# Calculating Kinetic Energy & Force of a 14kg Projectile

• raman911
In summary, the conversation discusses the calculation of the kinetic energy and average force of a projectile fired from a 3 m long cannon with a velocity of 630 m/s and a mass of 14.0 kg. The attempt at a solution includes the correct calculation of the kinetic energy and the average force, but it is noted that the exercise for determining the average force may not have significant physical significance.

## Homework Statement

A 3 m long canon fires a 14.0 kg projectile with a velocity of 630 m/s [F]. Calculate.
A) The kinetic energy of the projectile as it leaves the canon barrel.
B) The average force acting on the projectile in the barrel.

## The Attempt at a Solution

A) Ek=1/2*14kg*630m/s
Ek=2.8*10^6j

B)2.8*10^6j=Fnet*3m
Fnet=2.8*10^6N/3m
Fnet=9.3*10^5N
Is that Right?

Last edited:
raman911 said:

## Homework Statement

A 3 m long canon fires a 14.0 kg projectile with a velocity of 630 m/s [F]. Calculate.
A) The kinetic energy of the projectile as it leaves the canon barrel.
B) The average force acting on the projectile in the barrel.

## The Attempt at a Solution

A) Ek=1/2*14kg*630m/s
Ek=2.8*10^6N

B)2.8*10^6N=Fnet*3m
Fnet=2.8*10^6N/3m
Fnet=9.3*10^5N
Is that Right?
Kinetic energy is not $\frac{mv}{2}$ (though your final number is correct), and its unit is the Joule, not the Newton.
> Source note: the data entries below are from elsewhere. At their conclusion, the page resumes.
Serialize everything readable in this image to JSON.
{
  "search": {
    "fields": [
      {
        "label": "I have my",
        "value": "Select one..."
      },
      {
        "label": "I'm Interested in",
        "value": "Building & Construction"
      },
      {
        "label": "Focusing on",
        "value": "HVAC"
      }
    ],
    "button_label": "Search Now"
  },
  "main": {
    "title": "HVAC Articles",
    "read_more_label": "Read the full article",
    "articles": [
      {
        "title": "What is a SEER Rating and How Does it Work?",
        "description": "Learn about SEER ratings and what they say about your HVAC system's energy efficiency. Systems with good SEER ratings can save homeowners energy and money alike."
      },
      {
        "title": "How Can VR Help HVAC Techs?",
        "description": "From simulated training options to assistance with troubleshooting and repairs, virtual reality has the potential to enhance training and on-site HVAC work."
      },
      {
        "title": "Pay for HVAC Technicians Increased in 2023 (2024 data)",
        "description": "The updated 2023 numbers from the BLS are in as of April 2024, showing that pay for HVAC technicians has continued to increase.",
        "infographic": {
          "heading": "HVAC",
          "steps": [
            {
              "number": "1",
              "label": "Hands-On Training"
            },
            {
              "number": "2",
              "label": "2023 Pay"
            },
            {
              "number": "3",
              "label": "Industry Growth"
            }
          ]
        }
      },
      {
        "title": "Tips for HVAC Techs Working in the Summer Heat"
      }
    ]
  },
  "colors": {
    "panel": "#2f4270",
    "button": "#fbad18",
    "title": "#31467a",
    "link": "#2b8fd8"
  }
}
Other than that, your approach seems correct.

I can't possibly see the point in exercise B.
Sure, you can average whatever numbers you want, but that doesn't mean anything if the deviations from that average is humungous, as in this case.

The rate of momentum transfer in the initial phase (from the explosion of gun powder) is orders of magnitude higher than the forces acting from the barrel upon the ball during its motion through it.
In addition, those negligible barrel forces are resistive, rather than contributive.

arildno said:
I can't possibly see the point in exercise B.
Sure, you can average whatever numbers you want, but that doesn't mean anything if the deviations from that average is humungous, as in this case.

The rate of momentum transfer in the initial phase (from the explosion of gun powder) is orders of magnitude higher than the forces acting from the barrel upon the ball during its motion through it.
In addition, those negligible barrel forces are resistive, rather than contributive.

your mean B is wrong

No, I mean that the exercise is dumb, not that you have made a mistake.

raman911 said:
your mean B is wrong
He means that the question is asking you to determine a quantity which has little physical significance. Even if you calculate the average force acting on the bullet as kinetic energy is added to it, you will be stuck with a value that means nothing.

But this is the fault of the question, and not the fault of your answer.

Saketh said:
He means that the question is asking you to determine a quantity which has little physical significance. Even if you calculate the average force acting on the bullet as kinetic energy is added to it, you will be stuck with a value that means nothing.

But this is the fault of the question, and not the fault of your answer.

thxxxxxxxxxxx